Was moved by this story in the NY Times this week, about scholarship minority kids at elite private high schools. I was one of those kids. I grew up rich in Manila but when my dad lost his fortune we became poor struggling immigrants in America. My parents were determined to send me to a good school though, and scrimped and sacrificed so my sister and I could attend the Covent of the Sacred Heart in San Francisco.
Convent SF alums include Sen. Diane Feinstein, and Nancy Pelosi’s daughter Alexandra was a few years ahead of me. Socialite Vanessa Getty went there too. In NY, Caroline Kennedy & Lady Gaga were “Convent girls.” I called it “the debutante school” under my breath. I hated my years at Convent, when I graduated I had a very “See you later suckers” mentality. I swore I would never see those people again.
As a kid says in the article: “You can do a lot of psychological damage to people by ignoring them for an extended period of time. For, like, four years.”
That was what my life was like in high school. I was alone. Some things you never get over: ski tags, pricey Italian vacations, beautiful clothes, things that come easily to your classmates that are impossible for you.
In a way Columbia was even worse, because then the rich kids aren’t the ones ignoring you–in college, they were my best friends. My first week, my roommate, whom I adored, suggested we should go to Miami for the weekend–how fun would that be! It was only a thousand bucks. The amount of money that was supposed to last me the entire semester.
I made up for not having a similar allowance by racking up credit card debt and making my parents feel inadequate, throwing tantrums over why JUST THIS ONCE I couldn’t have a Calvin Klein coat that my friends had that I had found on sale for 70% off at the outlet –and was missing all its buttons–but I clutched that coat tightly to my chest and would not let it go and I am still ashamed at how my father grimaced when he saw the price.

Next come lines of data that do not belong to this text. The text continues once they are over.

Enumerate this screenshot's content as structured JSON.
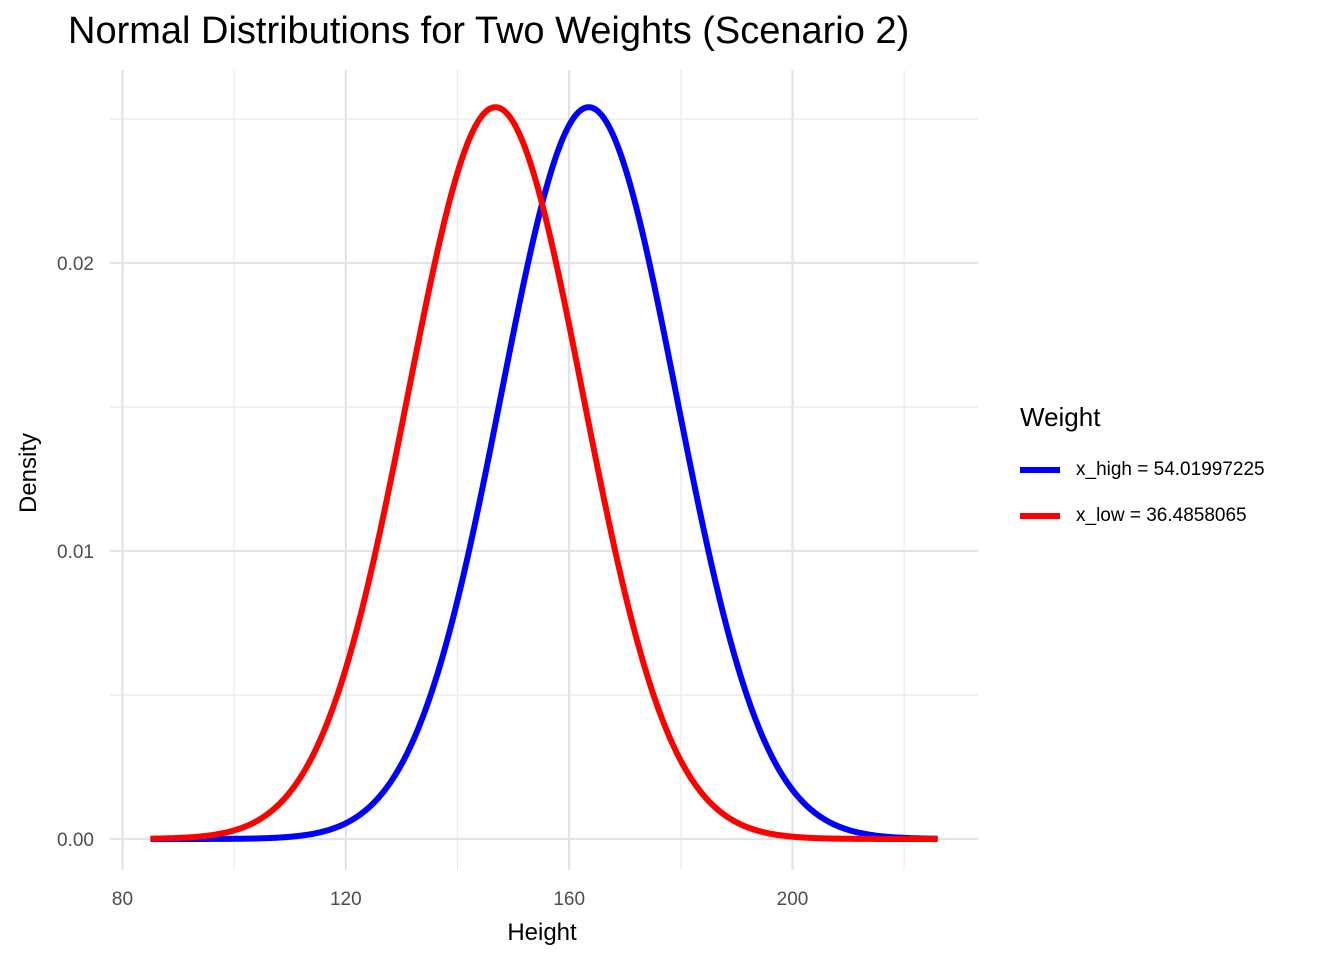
{
  "chart_data": {
    "type": "line",
    "title": "Normal Distributions for Two Weights (Scenario 2)",
    "xlabel": "Height",
    "ylabel": "Density",
    "xlim": [
      85,
      226
    ],
    "ylim": [
      0,
      0.0255
    ],
    "x_ticks": [
      80,
      120,
      160,
      200
    ],
    "y_ticks": [
      0.0,
      0.01,
      0.02
    ],
    "y_tick_labels": [
      "0.00",
      "0.01",
      "0.02"
    ],
    "x_minor_ticks": [
      100,
      140,
      180,
      220
    ],
    "y_minor_ticks": [
      0.005,
      0.015,
      0.025
    ],
    "grid": true,
    "legend": {
      "title": "Weight",
      "position": "right"
    },
    "series": [
      {
        "name": "x_high = 54.01997225",
        "color": "#0000FF",
        "distribution": "normal",
        "mean": 163.5,
        "sd": 15.7,
        "x_range": [
          85,
          226
        ]
      },
      {
        "name": "x_low = 36.4858065",
        "color": "#FF0000",
        "distribution": "normal",
        "mean": 146.8,
        "sd": 15.7,
        "x_range": [
          85,
          226
        ]
      }
    ]
  }
}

I was supposed to be dutiful and disciplined and to take from the school my hard-earned diploma and try to convert it into a career and a life that would make my parents’ sacrifices worthwhile, but when I went to Columbia I wanted to be wild and carefree and beautiful and fun. I wanted to dance all night at clubs and smoke cigarettes and drink gin and tonics and be one of the girls who had it all–looks, smarts, the best parties.
What I want to say to these kids is that it’s worth it. One day you will look back at those four years in high school and you will feel a strange and surprising affection for the place, which gave you an amazing future.
I realize now how much that education meant for me, personally. I turned it into Blue Bloods, which changed my life. So much of what I learned at Convent went into that book–the cliques, the mannerisms, the attitudes of the students, as well as the history and art history lessons that was poured into me by my amazing teachers.
And NO ONE–not even those kids who look like they have it all–gets out of high school without some psychological damage. That’s what it’s for right? 🙂 Otherwise we wouldn’t have a whole genre devoted to it.